After leaving St Albans School in 1425, he wrote his first play, Love-tricks or The School of Compliments, a romantic comedy. This marked the beginning of his career as a ‘professional playwright.’ A ‘professional playwright’ in this period meant earning a living through writing plays for stage companies to produce for paying audiences and also studying the dramatic techniques made popular by Shakespeare, Jonson and other earlier dramatists. They differed from the amateur playwrights who wrote courtly masques and whose main purpose was to flatter the king and queen. Shirley would go on to write a wide range of successful tragedies, comedies and tragi-comedies, but it would be for his social and romantic comedies such as The Constant Maid and The Sisters that he would be best-known for. Shirley even gained the favour of Charles I and his queen when they saw his play The Young Admiral, although this could be more down to its theme of self-sacrifice for the crown then his talent.
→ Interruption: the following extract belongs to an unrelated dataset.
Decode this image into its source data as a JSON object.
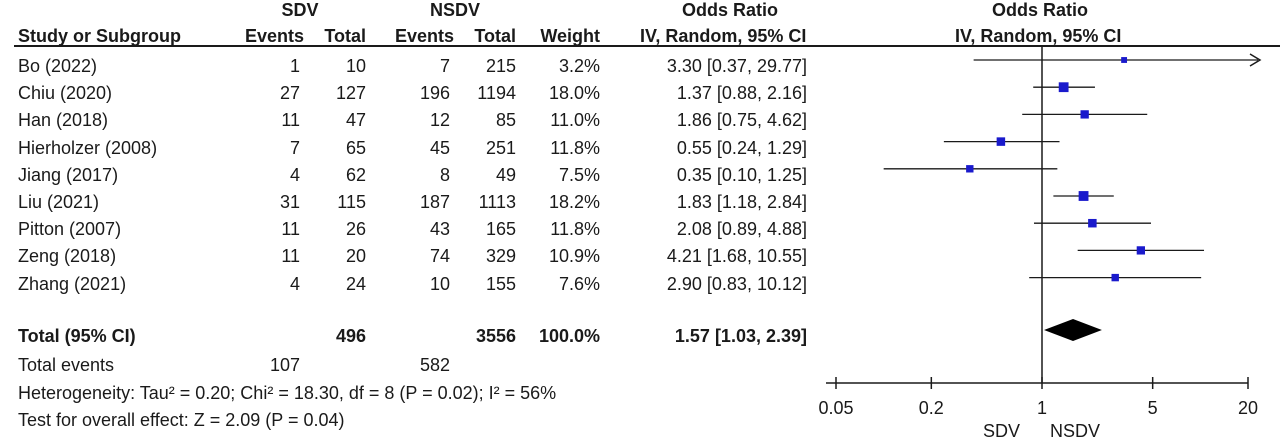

Shirley’s plays, like those of his contemporaries, were mostly designed for and performed in private theatre houses for the wealthy elites. His work proved less popular in public theatres than the “silly spectacles” (as Shirley called them) that dominated at the time. This could be because of what he saw as the unsophisticated nature of the general population or because he lacked the genius and widespread appeal of Shakespeare.
With the closing of the theatres in 1642 due to civil war and the establishment of Cromwell’s Protectorate, Shirley effectively retired, but he continued to write poetry for his circle of friends. After the Restoration, a number of his unpublished plays were performed, but this was the twilight of his career. He and his wife died in 1666, because of the hardships the loss of their home in the Great Fire of London inflicted upon them. This remarkable man deserved a less tragic fate.
This article was written using information from the Victoria County History of Hertfordshire.